The prescribed form a private landlord uses to start a Section 8 possession claim under the Housing Act 1988. GOV.UK publishes two versions: Form 3A for the private rented sector and Form 3 for social housing, so a private landlord who serves Form 3 has used the wrong form. It identifies the tenancy, the grounds being relied on (from Schedule 2 to the Housing Act 1988) and the date by which the tenant must give up possession. Notice periods vary by ground: no minimum notice for grounds 7A and 14 (anti-social behaviour), 4 weeks for ground 8 (rent arrears), 4 months for ground 1A (landlord sale) post-RRA 2025. A defective notice — wrong form, wrong ground, wrong notice period, missing prescribed wording — is the most common reason possession claims fail at first hearing.

Notice Period

The minimum period a landlord must give before seeking possession under Section 8. Most grounds now require 4 months' notice under the Renters Rights Act 2025, anti-social behaviour can be served with immediate effect, and Ground 8 arrears notice is 4 weeks.

Section 21 Notice

The no-fault eviction notice under Section 21 of the Housing Act 1988. Abolished for new notices from 1 May 2026 under the Renters Rights Act 2025. Landlords must now use Section 8 with a specified ground.

Section 21 Prerequisites

The bundle of pre-conditions a private landlord in England had to satisfy before a Section 21 notice (Form 6A) was valid: deposit protected within 30 days plus Prescribed Information served, current Gas Safety Certificate served, current EICR served, and current GOV.UK How to Rent guide served on the tenant. Section 21 was abolished on 1 May 2026, and these prerequisites went with it. They do not carry over to Section 8. Of the five, only the deposit rules bar a Section 8 possession order (every ground except 7A and 14, and returning the deposit cures the bar). Gas, EICR and How to Rent never gated Section 8, and the How to Rent guide has itself been withdrawn.

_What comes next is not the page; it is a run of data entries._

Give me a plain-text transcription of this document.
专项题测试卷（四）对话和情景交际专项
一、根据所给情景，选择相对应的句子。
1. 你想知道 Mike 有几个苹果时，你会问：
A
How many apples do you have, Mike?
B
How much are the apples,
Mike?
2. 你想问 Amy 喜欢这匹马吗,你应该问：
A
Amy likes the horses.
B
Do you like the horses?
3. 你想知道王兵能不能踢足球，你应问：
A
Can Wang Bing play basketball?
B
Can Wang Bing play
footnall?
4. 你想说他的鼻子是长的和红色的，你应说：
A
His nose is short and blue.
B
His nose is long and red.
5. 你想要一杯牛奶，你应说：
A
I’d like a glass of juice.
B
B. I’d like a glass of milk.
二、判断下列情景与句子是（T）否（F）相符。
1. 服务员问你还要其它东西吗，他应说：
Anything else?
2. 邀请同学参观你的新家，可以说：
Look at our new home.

Section 47 Notice (Rent Demand Address)

Section 47 of the Landlord and Tenant Act 1987 requires a landlord’s name and address (or that of an agent in England and Wales) to appear on every rent demand for a residential property. If the demand omits this, no rent is legally due until a Section 48 notice (or compliant rent demand) is served. Routinely missed by individual landlords self-managing without a template; the breach blocks rent recovery and pauses any Section 8 ground 8/10/11 arrears clock until cured.